Everyone Needs an Ikigai

Good glorious Saturday to you and your family!

Its the last term of the school year and for my grade 6ér the last term of primary school.  Even though the thought of going to high school is daunting to her, even confronting - she is also tapped into her excitement - the energy that rises her over her fear and helps her connect to those greater feelings.

Despite many setbacks in her short life, my daughter has found a purpose to her life at just the tender age of 11 (in fact even before that).  Very early on Thursday morning - the third anniversary of my father's passing - I found her at the computer pumping out lyrics to a song that needed to come out - she was passionate about finishing this before anything else.  He was also passionate about music, he was somewhere else when he was playing music and singing.

In Japanese culture it is thought that everyone has an Ikigai - a purpose for living - a reason for being.  The journey you take to find your Ikigai is not only transformational but also deeply important, as it gives meaning to why you get up in the morning despite life's many challenges.  Okinawa is considered to be one of the blue zones and Dan Buettner (Author of The Blue Zones and researcher who discovered the 6 Blue Zones around the globe), attributes Ikigai as being a strong component in the reason why people in Blue Zones live extraordinary long and happy lives.  They have connection to their purpose.

Ikigai incorporates two main elements:

  1. The source of value of one's life or things that make life worthwhile

2. The mental and spiritual circumstances required to be present in order to have a life of value

Even if you're having a tough day, when you are not forcing your actions and behaviours to feel Ikigai or life's value - you are expressing your true purpose.  This may explain why the Japanese have been so considered to be a gracious and organized community, always smiling and giving freely the gifts of their virtues.  Holding back on your virtuous gifts for others to enjoy is not considered to be Ikigai.
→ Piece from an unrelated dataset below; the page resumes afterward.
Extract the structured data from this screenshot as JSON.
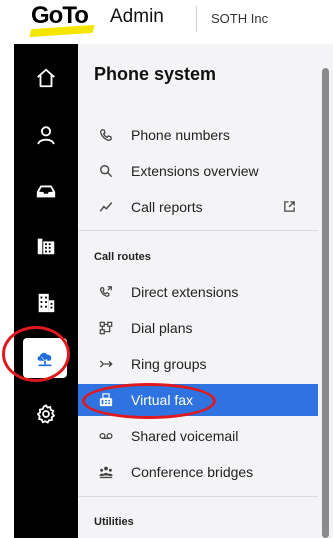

Forcing your 'gifts' onto others is not considered Ikigai - they must find theirs themselves.

In Chinese philosophy - Íkikai' translates into the realization of what someone expects and hopes for.  Ever heard of 'be careful of what you wish for'?  Are your hopes and dreams connected to your meaning of your life's value?  Could this be why your dreams and plans are not yet coming to fruition?  Even a business plan for a company can lack the connection to a corporate purpose - what is your company's Ikigai?

Remember - someone else's Ikigai may not (rarely is) the same as yours - but the outcome is the same regardless of the method.  This may go someway to explain the perceivable unusual routines and actions of those around you in order for them to press on with their day. If you do happen to share a similar Ikigai to someone else - brace yourself for some incredibly inspiring things.